Ma dernière proposition concerne la surveillance démocratique. Chaque année, la Cour des comptes rend son rapport sur le respect d’un ordre financier, et le bon usage des deniers publics - sujet sensible s’il en est dans un pays si enclin à se diviser sur les questions de l’impôt, du financement de l’Etat souverain, des services publics et du traitement des fonctionnaires, des frais de fonctionnement de l’administration et des instances gouvernementales. Ce rapport joue un rôle central pour la légitimité, et l’efficacité, des instances collectives. Il faudrait mettre en place son équivalent en matière de règlementation. Si l’argent est une ressource, la liberté en est une autre. Comment garder sa liberté, comment garder la conscience de son droit, lorsque prolifèrent interdits et injonctions ?

On pourrait confier au Conseil Economique Social et Environnemental la mission d’élaborer chaque année un rapport sur la production normative et bureaucratique de l’appareil d’Etat, pour en pointer les folies, et en limiter l’abus, les prévenir.
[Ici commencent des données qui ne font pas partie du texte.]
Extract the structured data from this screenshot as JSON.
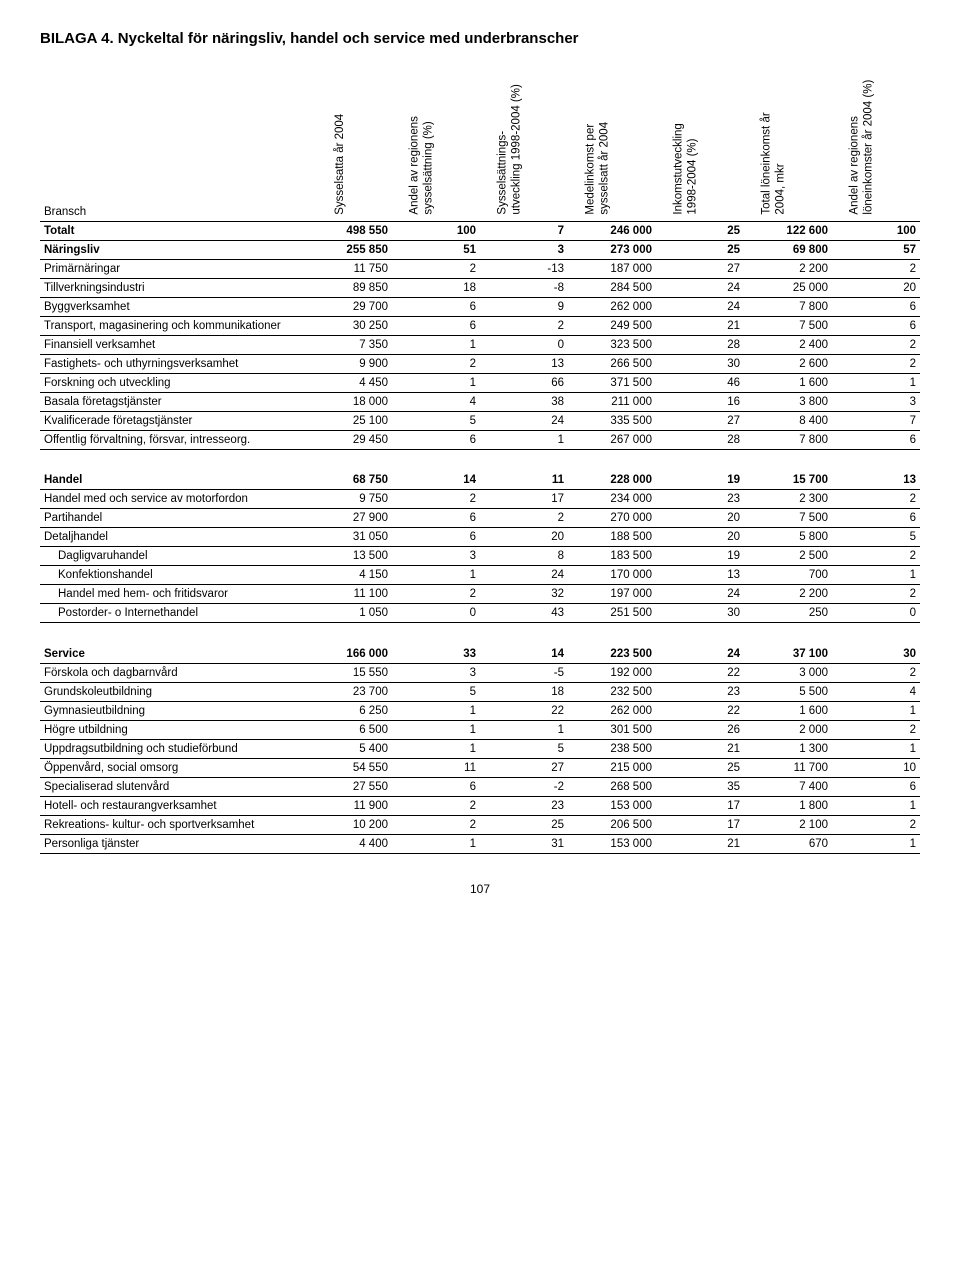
{
  "title": "BILAGA 4. Nyckeltal för näringsliv, handel och service med underbranscher",
  "page_number": "107",
  "branch_label": "Bransch",
  "columns": [
    [
      "Sysselsatta år 2004"
    ],
    [
      "Andel av regionens",
      "sysselsättning (%)"
    ],
    [
      "Sysselsättnings-",
      "utveckling 1998-2004 (%)"
    ],
    [
      "Medelinkomst per",
      "sysselsatt år 2004"
    ],
    [
      "Inkomstutveckling",
      "1998-2004 (%)"
    ],
    [
      "Total löneinkomst år",
      "2004, mkr"
    ],
    [
      "Andel av regionens",
      "löneinkomster år 2004 (%)"
    ]
  ],
  "rows": [
    {
      "label": "Totalt",
      "bold": true,
      "vals": [
        "498 550",
        "100",
        "7",
        "246 000",
        "25",
        "122 600",
        "100"
      ]
    },
    {
      "label": "Näringsliv",
      "bold": true,
      "vals": [
        "255 850",
        "51",
        "3",
        "273 000",
        "25",
        "69 800",
        "57"
      ]
    },
    {
      "label": "Primärnäringar",
      "vals": [
        "11 750",
        "2",
        "-13",
        "187 000",
        "27",
        "2 200",
        "2"
      ]
    },
    {
      "label": "Tillverkningsindustri",
      "vals": [
        "89 850",
        "18",
        "-8",
        "284 500",
        "24",
        "25 000",
        "20"
      ]
    },
    {
      "label": "Byggverksamhet",
      "vals": [
        "29 700",
        "6",
        "9",
        "262 000",
        "24",
        "7 800",
        "6"
      ]
    },
    {
      "label": "Transport, magasinering och kommunikationer",
      "vals": [
        "30 250",
        "6",
        "2",
        "249 500",
        "21",
        "7 500",
        "6"
      ]
    },
    {
      "label": "Finansiell verksamhet",
      "vals": [
        "7 350",
        "1",
        "0",
        "323 500",
        "28",
        "2 400",
        "2"
      ]
    },
    {
      "label": "Fastighets- och uthyrningsverksamhet",
      "vals": [
        "9 900",
        "2",
        "13",
        "266 500",
        "30",
        "2 600",
        "2"
      ]
    },
    {
      "label": "Forskning och utveckling",
      "vals": [
        "4 450",
        "1",
        "66",
        "371 500",
        "46",
        "1 600",
        "1"
      ]
    },
    {
      "label": "Basala företagstjänster",
      "vals": [
        "18 000",
        "4",
        "38",
        "211 000",
        "16",
        "3 800",
        "3"
      ]
    },
    {
      "label": "Kvalificerade företagstjänster",
      "vals": [
        "25 100",
        "5",
        "24",
        "335 500",
        "27",
        "8 400",
        "7"
      ]
    },
    {
      "label": "Offentlig förvaltning, försvar, intresseorg.",
      "vals": [
        "29 450",
        "6",
        "1",
        "267 000",
        "28",
        "7 800",
        "6"
      ]
    },
    {
      "gap": true
    },
    {
      "label": "Handel",
      "bold": true,
      "vals": [
        "68 750",
        "14",
        "11",
        "228 000",
        "19",
        "15 700",
        "13"
      ]
    },
    {
      "label": "Handel med och service av motorfordon",
      "vals": [
        "9 750",
        "2",
        "17",
        "234 000",
        "23",
        "2 300",
        "2"
      ]
    },
    {
      "label": "Partihandel",
      "vals": [
        "27 900",
        "6",
        "2",
        "270 000",
        "20",
        "7 500",
        "6"
      ]
    },
    {
      "label": "Detaljhandel",
      "vals": [
        "31 050",
        "6",
        "20",
        "188 500",
        "20",
        "5 800",
        "5"
      ]
    },
    {
      "label": "Dagligvaruhandel",
      "indent": 1,
      "vals": [
        "13 500",
        "3",
        "8",
        "183 500",
        "19",
        "2 500",
        "2"
      ]
    },
    {
      "label": "Konfektionshandel",
      "indent": 1,
      "vals": [
        "4 150",
        "1",
        "24",
        "170 000",
        "13",
        "700",
        "1"
      ]
    },
    {
      "label": "Handel med hem- och fritidsvaror",
      "indent": 1,
      "vals": [
        "11 100",
        "2",
        "32",
        "197 000",
        "24",
        "2 200",
        "2"
      ]
    },
    {
      "label": "Postorder- o Internethandel",
      "indent": 1,
      "vals": [
        "1 050",
        "0",
        "43",
        "251 500",
        "30",
        "250",
        "0"
      ]
    },
    {
      "gap": true
    },
    {
      "label": "Service",
      "bold": true,
      "vals": [
        "166 000",
        "33",
        "14",
        "223 500",
        "24",
        "37 100",
        "30"
      ]
    },
    {
      "label": "Förskola och dagbarnvård",
      "vals": [
        "15 550",
        "3",
        "-5",
        "192 000",
        "22",
        "3 000",
        "2"
      ]
    },
    {
      "label": "Grundskoleutbildning",
      "vals": [
        "23 700",
        "5",
        "18",
        "232 500",
        "23",
        "5 500",
        "4"
      ]
    },
    {
      "label": "Gymnasieutbildning",
      "vals": [
        "6 250",
        "1",
        "22",
        "262 000",
        "22",
        "1 600",
        "1"
      ]
    },
    {
      "label": "Högre utbildning",
      "vals": [
        "6 500",
        "1",
        "1",
        "301 500",
        "26",
        "2 000",
        "2"
      ]
    },
    {
      "label": "Uppdragsutbildning och studieförbund",
      "vals": [
        "5 400",
        "1",
        "5",
        "238 500",
        "21",
        "1 300",
        "1"
      ]
    },
    {
      "label": "Öppenvård, social omsorg",
      "vals": [
        "54 550",
        "11",
        "27",
        "215 000",
        "25",
        "11 700",
        "10"
      ]
    },
    {
      "label": "Specialiserad slutenvård",
      "vals": [
        "27 550",
        "6",
        "-2",
        "268 500",
        "35",
        "7 400",
        "6"
      ]
    },
    {
      "label": "Hotell- och restaurangverksamhet",
      "vals": [
        "11 900",
        "2",
        "23",
        "153 000",
        "17",
        "1 800",
        "1"
      ]
    },
    {
      "label": "Rekreations- kultur- och sportverksamhet",
      "vals": [
        "10 200",
        "2",
        "25",
        "206 500",
        "17",
        "2 100",
        "2"
      ]
    },
    {
      "label": "Personliga tjänster",
      "vals": [
        "4 400",
        "1",
        "31",
        "153 000",
        "21",
        "670",
        "1"
      ]
    }
  ]
}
Il aurait valeur juridique pour les citoyens, qui pourraient y faire appel, dans l’esprit de la «Question prioritaire de constitutionalité » qui leur a ouvert une nouvelle capacité d’interpellation. Ce serait aussi un outil de communication utile pour montrer les progrès de l’Etat en ce domaine, et un outil démocratique pour nourrir le débat public. A défaut, la publication par le Conseil d’Etat d’un résumé annuel des condamnations de l’Etat pourrait montrer le visage d’un Etat qui reconnait ses erreurs ou ses torts, qui réfléchit à ses limites et qui rend compte du respect de l’Etat de droit. Gageons que, très bientôt, une de ces deux institutions, au moins, se saisira de l’air du temps pour faire une telle proposition.